SAG's N.Y. board urges 'no' vote on strike; Rosenberg calls it 'subversive'

The AMPTP and SAG's New York board are applying added pressure on guild members to vote against a strike authorization.

As AMPTP president Nick Counter sent a letter Friday to elected officials in several states making the case for its June 30 final offer, SAG's New York board was pushing back hard against guild leadership's recent announcement of the authorization vote set for next month.

SAG national president Alan Rosenberg said he was "shocked and troubled" by the actions of the New York board. He responded to the board's demand for an emergency meeting to appoint a new negotiating task force by saying he would call an emergency board meeting — not to discuss the New York board's demand but to address "this extraordinarily destructive and subversive action."

Separately, SAG announced a "solidarity campaign," pledging support for the strike-authorization vote and listing the names of 30 actors who have signed on. The list includes Mel Gibson, Ed Harris, Holly Hunter, Martin Sheen, Sandra Oh, Hal Holbrook, Dixie Carter, John Heard, Jerry O'Connell and Rob Morrow.

California, New York, Illinois and Michigan were the targets of Counter's missive. The states are notable not only for their Democratic tilt and relative support for labor organizations but also for their tax-incentive programs, which Hollywood increasingly uses. A halt to production in these states because of a strike would take away jobs and hurt the states' bottom lines.

"Astonishingly, SAG is demanding that working actors attempt to wipe away the consequences of SAG's failed negotiating strategy by authorizing a strike," Counter wrote. "This strike vote is remarkable because it comes at a time when prominent economists are saying that the current recession may turn out to be the longest and most painful downturn since the Great Depression. … SAG members are being asked to put themselves out of work over issues that have already been resolved by six other Hollywood guilds and unions."

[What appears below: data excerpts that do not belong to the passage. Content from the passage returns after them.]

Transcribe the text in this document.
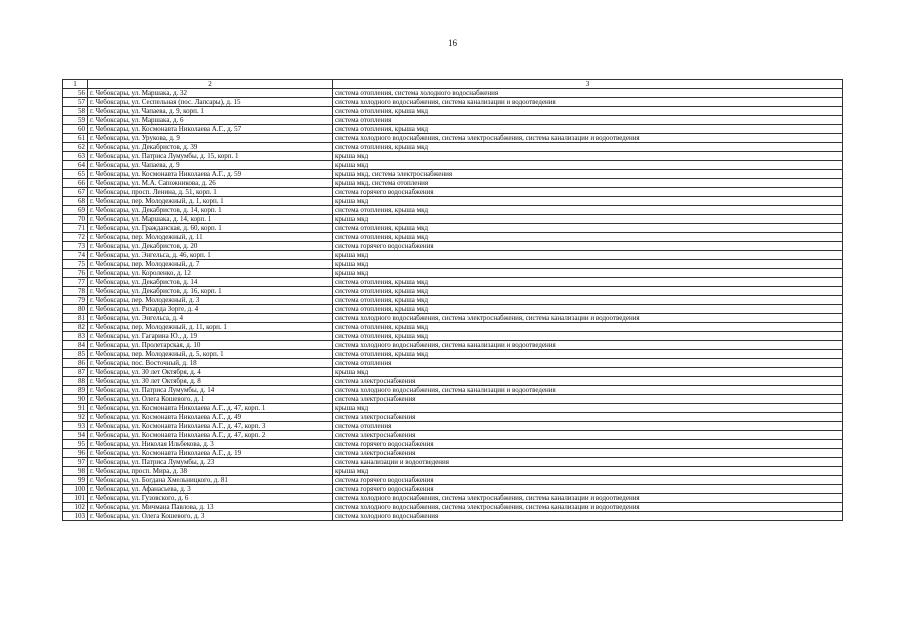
16
1	2	3
56	г. Чебоксары, ул. Маршака, д. 32	система отопления, система холодного водоснабжения
57	г. Чебоксары, ул. Сеспельная (пос. Лапсары), д. 15	система холодного водоснабжения, система канализации и водоотведения
58	г. Чебоксары, ул. Чапаева, д. 9, корп. 1	система отопления, крыша мкд
59	г. Чебоксары, ул. Маршака, д. 6	система отопления
60	г. Чебоксары, ул. Космонавта Николаева А.Г., д. 57	система отопления, крыша мкд
61	г. Чебоксары, ул. Урукова, д. 9	система холодного водоснабжения, система электроснабжения, система канализации и водоотведения
62	г. Чебоксары, ул. Декабристов, д. 39	система отопления, крыша мкд
63	г. Чебоксары, ул. Патриса Лумумбы, д. 15, корп. 1	крыша мкд
64	г. Чебоксары, ул. Чапаева, д. 9	крыша мкд
65	г. Чебоксары, ул. Космонавта Николаева А.Г., д. 59	крыша мкд, система электроснабжения
66	г. Чебоксары, ул. М.А. Сапожникова, д. 26	крыша мкд, система отопления
67	г. Чебоксары, просп. Ленина, д. 51, корп. 1	система горячего водоснабжения
68	г. Чебоксары, пер. Молодежный, д. 1, корп. 1	крыша мкд
69	г. Чебоксары, ул. Декабристов, д. 14, корп. 1	система отопления, крыша мкд
70	г. Чебоксары, ул. Маршака, д. 14, корп. 1	крыша мкд
71	г. Чебоксары, ул. Гражданская, д. 60, корп. 1	система отопления, крыша мкд
72	г. Чебоксары, пер. Молодежный, д. 11	система отопления, крыша мкд
73	г. Чебоксары, ул. Декабристов, д. 20	система горячего водоснабжения
74	г. Чебоксары, ул. Энгельса, д. 46, корп. 1	крыша мкд
75	г. Чебоксары, пер. Молодежный, д. 7	крыша мкд
76	г. Чебоксары, ул. Короленко, д. 12	крыша мкд
77	г. Чебоксары, ул. Декабристов, д. 14	система отопления, крыша мкд
78	г. Чебоксары, ул. Декабристов, д. 16, корп. 1	система отопления, крыша мкд
79	г. Чебоксары, пер. Молодежный, д. 3	система отопления, крыша мкд
80	г. Чебоксары, ул. Рихарда Зорге, д. 4	система отопления, крыша мкд
81	г. Чебоксары, ул. Энгельса, д. 4	система холодного водоснабжения, система электроснабжения, система канализации и водоотведения
82	г. Чебоксары, пер. Молодежный, д. 11, корп. 1	система отопления, крыша мкд
83	г. Чебоксары, ул. Гагарина Ю., д. 19	система отопления, крыша мкд
84	г. Чебоксары, ул. Пролетарская, д. 10	система холодного водоснабжения, система канализации и водоотведения
85	г. Чебоксары, пер. Молодежный, д. 5, корп. 1	система отопления, крыша мкд
86	г. Чебоксары, пос. Восточный, д. 18	система отопления
87	г. Чебоксары, ул. 30 лет Октября, д. 4	крыша мкд
88	г. Чебоксары, ул. 30 лет Октября, д. 8	система электроснабжения
89	г. Чебоксары, ул. Патриса Лумумбы, д. 14	система холодного водоснабжения, система канализации и водоотведения
90	г. Чебоксары, ул. Олега Кошевого, д. 1	система электроснабжения
91	г. Чебоксары, ул. Космонавта Николаева А.Г., д. 47, корп. 1	крыша мкд
92	г. Чебоксары, ул. Космонавта Николаева А.Г., д. 49	система электроснабжения
93	г. Чебоксары, ул. Космонавта Николаева А.Г., д. 47, корп. 3	система отопления
94	г. Чебоксары, ул. Космонавта Николаева А.Г., д. 47, корп. 2	система электроснабжения
95	г. Чебоксары, ул. Николая Ильбекова, д. 3	система горячего водоснабжения
96	г. Чебоксары, ул. Космонавта Николаева А.Г., д. 19	система электроснабжения
97	г. Чебоксары, ул. Патриса Лумумбы, д. 23	система канализации и водоотведения
98	г. Чебоксары, просп. Мира, д. 38	крыша мкд
99	г. Чебоксары, ул. Богдана Хмельницкого, д. 81	система горячего водоснабжения
100	г. Чебоксары, ул. Афанасьева, д. 3	система горячего водоснабжения
101	г. Чебоксары, ул. Гузовского, д. 6	система холодного водоснабжения, система электроснабжения, система канализации и водоотведения
102	г. Чебоксары, ул. Мичмана Павлова, д. 13	система холодного водоснабжения, система электроснабжения, система канализации и водоотведения
103	г. Чебоксары, ул. Олега Кошевого, д. 3	система холодного водоснабжения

Meanwhile, in the midst of SAG leadership meetings this week with publicists, managers, agents and actors as part of a campaign to persuade them of the need to vote "yes" on a strike authorization, the guild's New York board continued its rogue ways.

Long critical of the current hard-line tactics, the more moderate New York branch is ratcheting up pressure on Rosenberg and SAG chief negotiator Doug Allen to drop the vote, replace the negotiating committee and get the AMPTP back to the table.

Rosenberg said the New York board's "action encourages and emboldens the AMPTP and seriously harms SAG members throughout the country. Apparently, some of the New York board members' responsibilities and obligations to SAG members come behind their own political agenda."

Keri Tombazian, a SAG member for 30 years and former board member, has launched a Web site in support of a "no" strike-authorization vote at sagdecision.com. Tombazian said he belives that the 75% "yes" vote required to authorize the national board to call a strike is far from a sure thing.

SAG will hold further educational meetings for its membership on both coasts today and Wednesday. Strike-authorization ballots are scheduled to be mailed out Jan. 2.

Jay A. Fernandez reported from Los Angeles; Andrew Salomon of Back Stage reported from New York.